Raising some tough but relevant queries, he asked, "What is the possibility of a company like Affymetrix or Illumina coming up in India? Do you think India can ever produce the Ciphergens, Sequenoms which have altered the course of global biotechnology industry. When was the last time India produced a technology that made a serious impact in the life science industry?"
"My request is that let us focus on building the core competency and then we can think about managing that. Today we are talking about painting the wall without the wall," he added.
Explaining his reservations about the success of such a venture, Dr JN Verma, CEO of Haryana-based Lifecare Innovations, said, "At present the Indian biotech industry can be divided into three groups-the start-ups, mid-size companies set up in the last five-10 years and the big companies. Now the big companies generally liaison with other multinational or foreign-based companies. The mid-size companies are very cagey in revealing their future plans and the start-ups do not know whom to contact, the required procedure, etc. Thus, this kind of venture will not benefit anyone in the industry. Another stumbling block in any government set-up (if this is set-up is under a government framework) is the bureaucratic system of functioning. This is big reason why the industry is hesitant about such partnerships."

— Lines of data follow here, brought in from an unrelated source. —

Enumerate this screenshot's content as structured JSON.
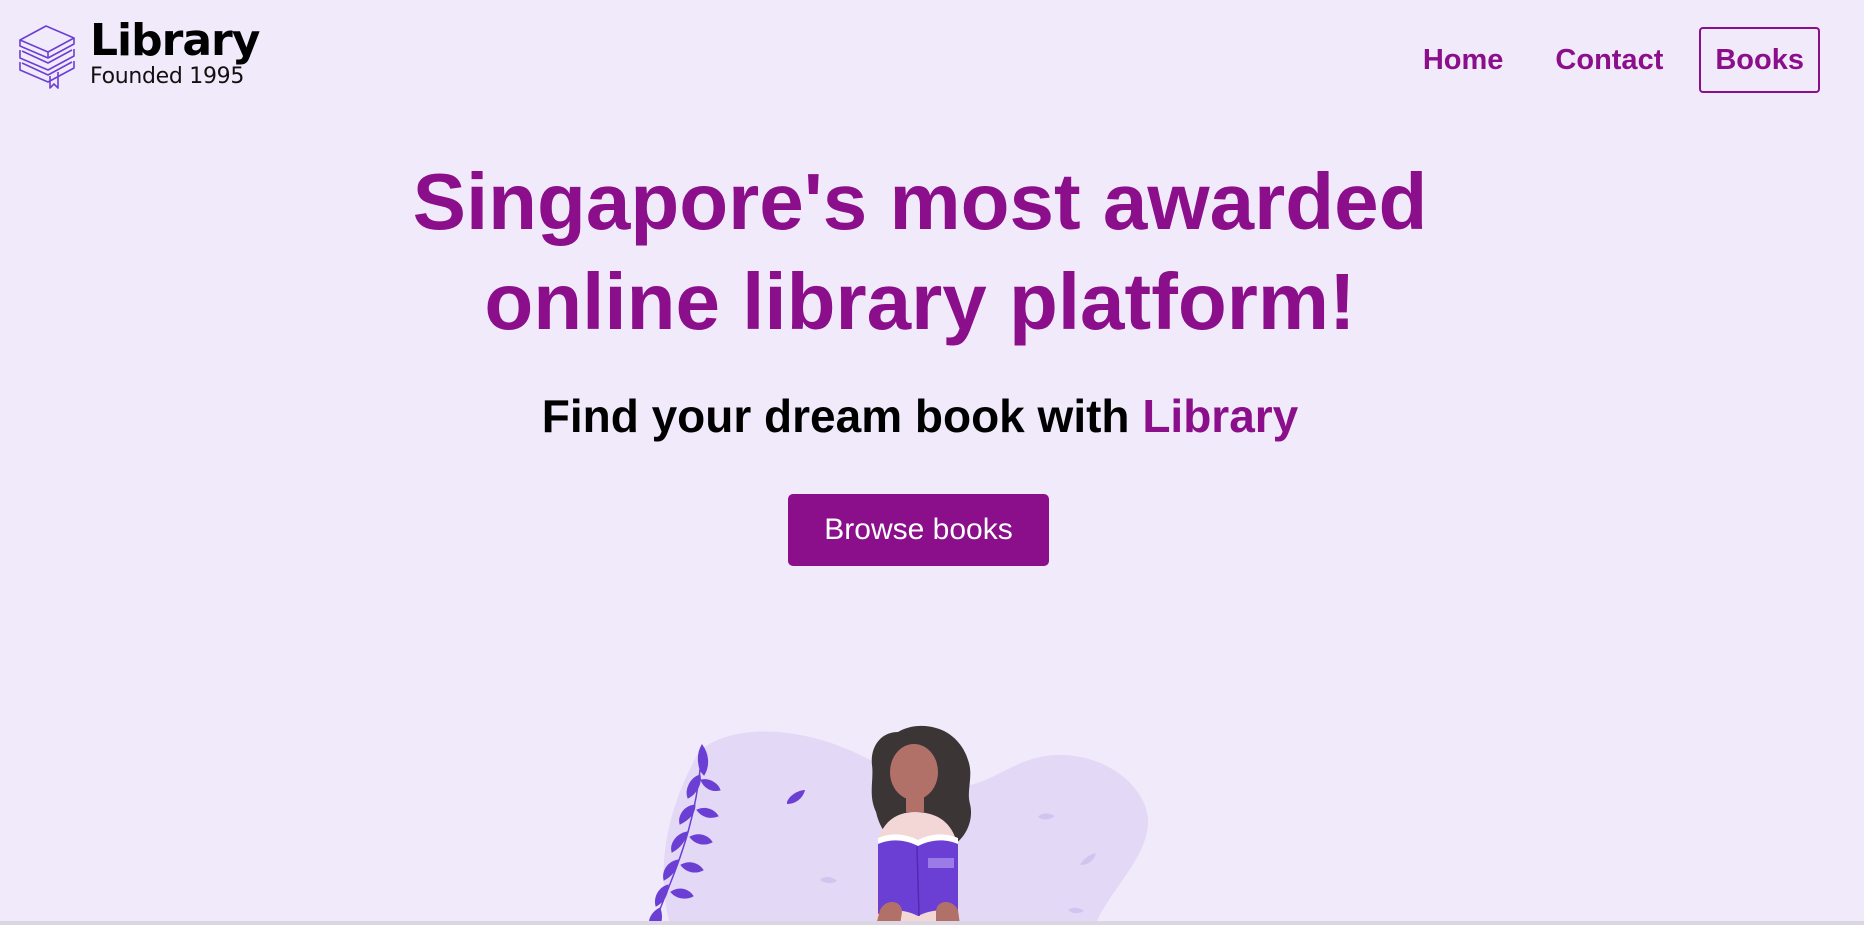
{
  "brand": {
    "name": "Library",
    "tagline": "Founded 1995",
    "icon": "books-stack-icon"
  },
  "nav": {
    "links": [
      {
        "label": "Home",
        "active": false
      },
      {
        "label": "Contact",
        "active": false
      },
      {
        "label": "Books",
        "active": true
      }
    ]
  },
  "hero": {
    "title_line1": "Singapore's most awarded",
    "title_line2": "online library platform!",
    "subtitle_prefix": "Find your dream book with ",
    "subtitle_brand": "Library",
    "cta_label": "Browse books"
  },
  "colors": {
    "background": "#f1eafb",
    "accent": "#8b0e8b",
    "illustration_purple": "#6c3fd4",
    "blob": "#e3d8f5"
  }
}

Instead proposing an alternate model, he suggested, "It will be more useful to have a consortium, in the life sciences segment where the Indian life sciences/biotech diaspora both in India and abroad can be the stakeholders. This can be linked to the institutional/academic sector as well which are a rich seat of libraries and instrumentation. In this way a public private partnership research centre can be developed which has the potential of getting a lot of business both from the Indian companies as well as from abroad. Hence a system can be evolved in which the scientific community/industry has not only interest but also a stake."
Although there may be differences in the exact model to be adopted for better linking of the industry and the academia, it is noteworthy that a transparent, flexible and dynamic body will go a long way in synergizing and promoting both the pillars of the Indian life sciences sector.